Nutritional facts are placed upon food products to inform us of their contents, which could theoretically help us make healthy choices. But if we don’t understand what all the terms and percentages mean for us and our bodies, it is difficult to know what to eat and what to avoid. We turned to Sarah Wistreich, DO, a family medicine specialist at Capital Health, to help us break down food and weight concepts into digestible pieces to clarify what we should eat for long-term health and fitness.



What it is: Calories are units of heat energy that fuel our bodies.

What you need to know: The average recommended calorie count is 2,000 calories per day. Of course, if you’re trying to lose weight, Dr. Wistreich recommends cutting down to 1,500 calories per day. She cautions to pay close attention to what you’re consuming, as different foods vary in the number of calories per gram. “Carbohydrates and fats have a different amount of calories per gram, with fats being more calorie-dense,” says Dr. Wistreich.


What it is: Carbohydrates get converted into glucose, also known as basic sugar. There are two primary types of carbohydrates: simple and complex.

What you need to know: Carbohydrates have about 4 calories per gram, so Dr. Wistreich suggests shooting for roughly 100 to 150 grams per day in your diet, based on a 2,000-calorie per day diet. Simple sugars—found in white foods such as white bread or cake—should be avoided in favor of complex carbs, such as whole grains and vegetables.



What it is: Fats can be broken into four main groups: saturated fats, which are animal based; trans fats, which start in liquid form and convert into solid form in items such as margarine and shortenings; mild saturated fats, found in olive oils and avocados; and polyunsaturated fats, which are in fish and soy-based foods.

What you need to know: Mild saturated fats, high in Omega-6 and Omega-3 for heart protection and brain development, and polyunsaturated fats are healthiest, according to Dr. Wistreich. “I always recommend eating lots of them and working hard to make sure that you’re getting them in your diet,” she says. While you want to stay away from trans fats, saturated fats are fine—in small doses. “You want less than 5 percent of your total consumption of fats to come from saturated fats—a maximum of about 22 grams per day,” Dr. Wistreich says.



What it is: Protein builds and replaces tissue in your body. It works to help you sustain a sense of fullness and remain energized.

What you need to know: “Any time you’re having a meal or a snack, you need some kind of protein,” says Dr. Wistreich. Women should shoot for roughly 50 grams of protein per day, but may eat even more if exercising.



What it is: Cholesterol is a waxy fat substance found mainly in animal products. There is good cholesterol, called high-density lipoprotein (HDL), and bad cholesterol, called low-density lipoprotein (LDL). HDL collects the cholesterol in the body and brings it to the liver, and the liver then gets rid of it. LDL, on the other hand, can clog arteries and ultimately lead to heart disease.

What you need to know: Heart-protective HDL can only be enhanced through exercise. However, LDL levels may be reduced through diet, says Dr. Wistreich. “Over time, avoiding fried foods and fatty foods will make a difference in your cholesterol,” she says.



What it is: Your Body Mass Index (BMI) is a measurement that calculates grams per meters squared and provides a number that accounts for how healthy your weight is relative to your height.

What you need to know: Try to maintain a BMI between 18 and 25, as this is considered the normal range. Anything from 25 to 30 is considered overweight, and anything over 30 is considered obese.


Portion Control

What it is: Portion control is not just how much you should be eating, but what you should be eating, too.

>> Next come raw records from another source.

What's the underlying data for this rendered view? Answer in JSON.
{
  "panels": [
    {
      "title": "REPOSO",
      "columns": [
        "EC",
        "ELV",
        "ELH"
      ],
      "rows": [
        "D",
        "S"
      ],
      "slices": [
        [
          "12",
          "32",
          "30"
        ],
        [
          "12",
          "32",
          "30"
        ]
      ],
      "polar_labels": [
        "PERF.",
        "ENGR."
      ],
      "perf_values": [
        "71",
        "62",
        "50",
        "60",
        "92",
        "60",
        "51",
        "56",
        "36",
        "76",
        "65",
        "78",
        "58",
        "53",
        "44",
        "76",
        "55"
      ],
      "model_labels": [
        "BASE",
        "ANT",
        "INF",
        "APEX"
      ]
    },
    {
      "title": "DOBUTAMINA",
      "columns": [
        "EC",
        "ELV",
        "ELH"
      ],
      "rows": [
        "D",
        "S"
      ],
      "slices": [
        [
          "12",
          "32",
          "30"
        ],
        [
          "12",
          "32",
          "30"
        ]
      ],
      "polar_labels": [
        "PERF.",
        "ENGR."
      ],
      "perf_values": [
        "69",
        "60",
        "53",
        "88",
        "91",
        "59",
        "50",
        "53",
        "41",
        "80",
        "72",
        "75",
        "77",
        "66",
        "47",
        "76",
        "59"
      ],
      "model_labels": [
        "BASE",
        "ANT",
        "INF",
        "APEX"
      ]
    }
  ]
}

What you need to know: Dr. Wistreich says half of your plate should be made up of vegetables. A quarter of your plate should be complex carbohydrates, and the other quarter of your plate should be protein. If you’re looking at your total intake of portions per day, she says, women should typically be consuming 1½ to 2 cups of fruit, 2 to 2½ cups of vegetables, 5 to 6 ounces of grains, half of which need to be whole grains, 5 to 5½ ounces of proteins, and 3 cups of dairy.


What it is: Fiber is a carbohydrate usually found in plants. It is the indigestible part of plant foods that pushes through our digestive system, absorbing water along the way and easing bowel movements.

What you need to know: Fiber helps with the absorption of other carbohydrates you’re eating. Dr. Wistreich says you should always look to increase the fiber in your diet. “The best way to do that is with your fruit and vegetable intake,” she suggests.